The primary responsibility, and the only true task that a driver has, is to operate the vehicle safely. Anything that takes the full attention and focus from this given task is considered a distraction.
Distractions come in many forms, such as changing a radio station, rubbernecking at a wreck scene, grooming in the mirror and eating in the car. While none of these distractions is illegal, each of them does take the full attention of the driver off of the driving task.
Driving distracted is a dangerous habit that can lead to unwanted traffic situations very quickly. If a driver takes half a second longer to react to a driving situation, for any reason, whether it is a distraction or impairment, the risk of collision doubles.
According to the National Highway and Traffic Safety Association-Fatality Analysis Reporting System, in 2011, 10 percent of all fatal crashes in the United States were due to distracted driving behaviors. The report also stated that the drivers involved in those deaths were most likely 16 to 29 years of age.

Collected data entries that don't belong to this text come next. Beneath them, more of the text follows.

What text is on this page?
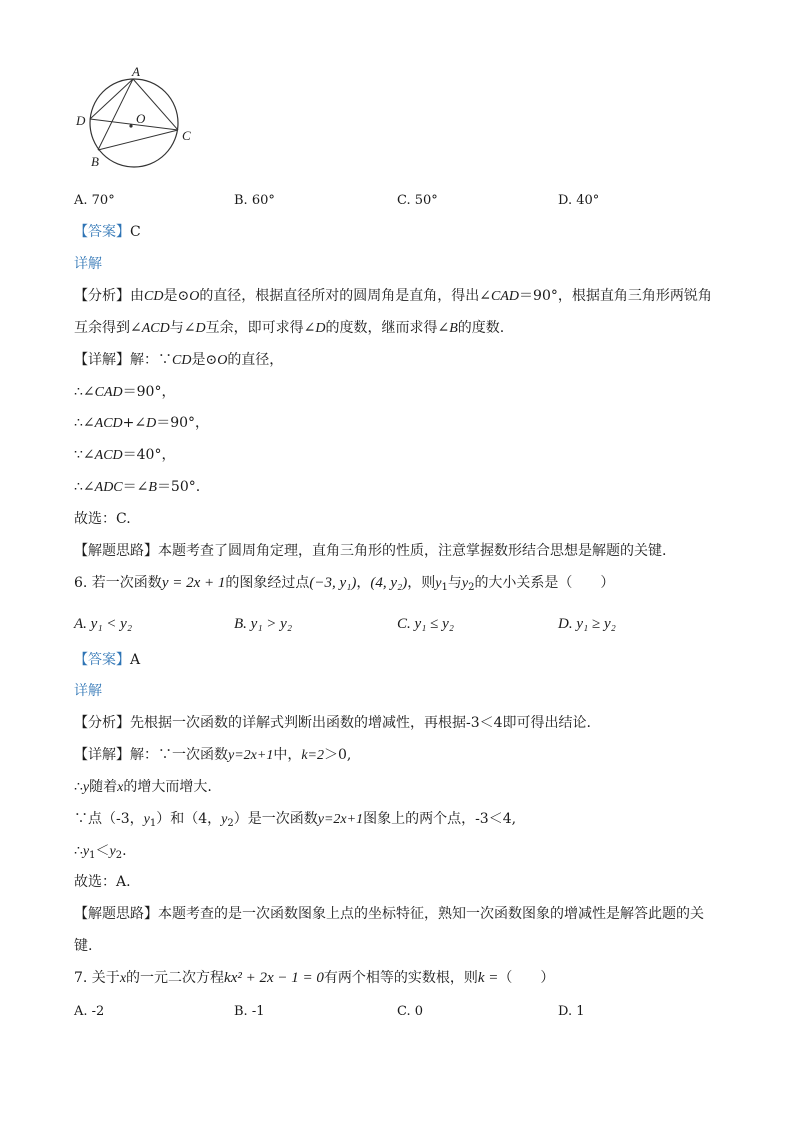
A
D	O
C
B
A. 70°	B. 60°	C. 50°	D. 40°
【答案】C
详解
【分析】由CD是⊙O的直径，根据直径所对的圆周角是直角，得出∠CAD＝90°，根据直角三角形两锐角
互余得到∠ACD与∠D互余，即可求得∠D的度数，继而求得∠B的度数.
【详解】解：∵CD是⊙O的直径，
∴∠CAD＝90°，
∴∠ACD+∠D＝90°，
∵∠ACD＝40°，
∴∠ADC＝∠B＝50°.
故选：C.
【解题思路】本题考查了圆周角定理，直角三角形的性质，注意掌握数形结合思想是解题的关键.
6. 若一次函数y = 2x + 1的图象经过点(−3, y₁)，(4, y₂)，则$y_1$与$y_2$的大小关系是（　　）
A. y₁ < y₂	B. y₁ > y₂	C. y₁ ≤ y₂	D. y₁ ≥ y₂
【答案】A
详解
【分析】先根据一次函数的详解式判断出函数的增减性，再根据-3＜4即可得出结论.
【详解】解：∵一次函数y=2x+1中，k=2＞0,
∴y随着x的增大而增大.
∵点（-3，$y_1$）和（4，$y_2$）是一次函数y=2x+1图象上的两个点，-3＜4,
$\therefore y_1<y_2$.
故选：A.
【解题思路】本题考查的是一次函数图象上点的坐标特征，熟知一次函数图象的增减性是解答此题的关
键.
7. 关于x的一元二次方程kx² + 2x − 1 = 0有两个相等的实数根，则k =（　　）
A. -2	B. -1	C. 0	D. 1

The lower end of that age range is of particular interest since these are novice drivers. When you combine a young driver with a distraction, it is a recipe for disaster. Texas recognizes this risk and has implemented laws to help curb the danger.
One of the Graduated Driver License (GDL) program restrictions states that a driver under the age of 18 cannot legally use a wireless communication device while driving, including texting and hands-free, except in the case of an emergency. Please know that this restriction is not intended to punish the driver but rather keep him/her safer as well as those who drive with or near them. A violation of this restriction could result in loss of licensing.
Remember that young drivers lack experience. They, along with all other drivers, need to keep full attention on the ever-changing driving environment. Being responsible for a 4,000-pound vehicle takes complete concentration, because driving is a cognitive (mental) task.
You would never think about closing your eyes and driving blind. However, according to textpower.com, on average, a driver takes just under five seconds to send or read a text. If driving 55 mph, you would have traveled 300 feet, the length of a football field, without looking at the road. No text is worth having a collision or even dying for.